B) The 5-number summary includes the minimum value, the first quartile (Q1), the median, the third quartile (Q3), and the maximum value. These five numbers can give a clear picture of both the center and spread of the data, as they describe the distribution in parts. The median gives a measure of the center that is not influenced by the size of any outliers, while the quartiles provide information about the spread that reflects the skew of the data.
C) The mean and standard deviation (SD) are measures that are highly sensitive to skewness and outliers. While the mean gives the arithmetic average of the data, the SD provides a measure of how much the data varies from the mean. In a skewed distribution, the mean can be pulled in the direction of the tail, and the SD can be inflated by extreme values, giving a misleading picture of the distribution.
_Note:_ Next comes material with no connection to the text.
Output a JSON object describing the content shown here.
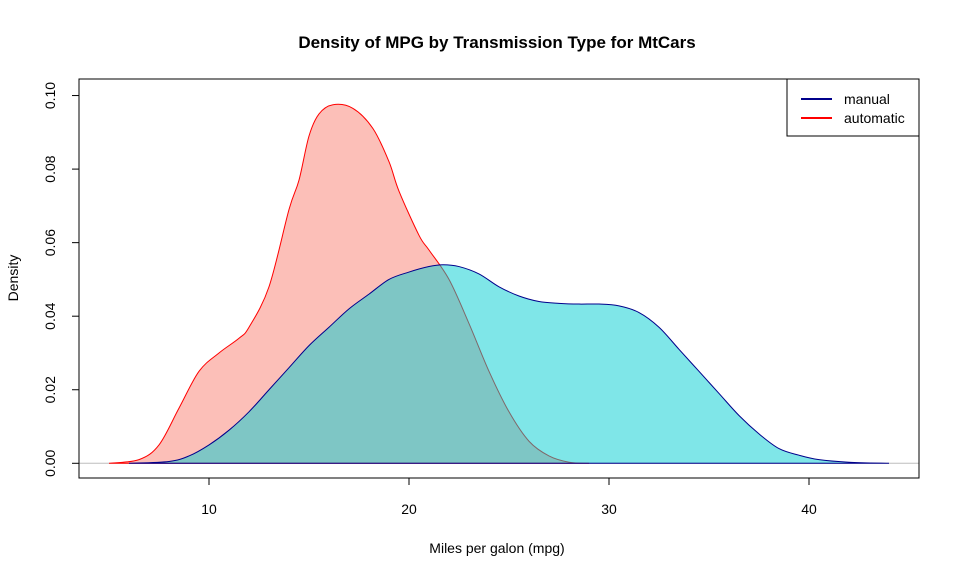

D) The mean, median, and mode are measures of central tendency. In a skewed distribution, these three measures will typically differ from each other, with the mean being pulled toward the skew, and the mode reflecting the peak of the distribution. They don't on their own provide robust information about the spread of the data and can be misleading when used to describe skewed distributions.
Given the explanation above, the best summary of the data's center and spread for a right-skewed distribution like that of the populations of cities in the US is:
B) the 5-number summary.
The 5-number summary is the most informative as it is resistant to skewness and outliers, providing a more accurate depiction of a skewed data distribution.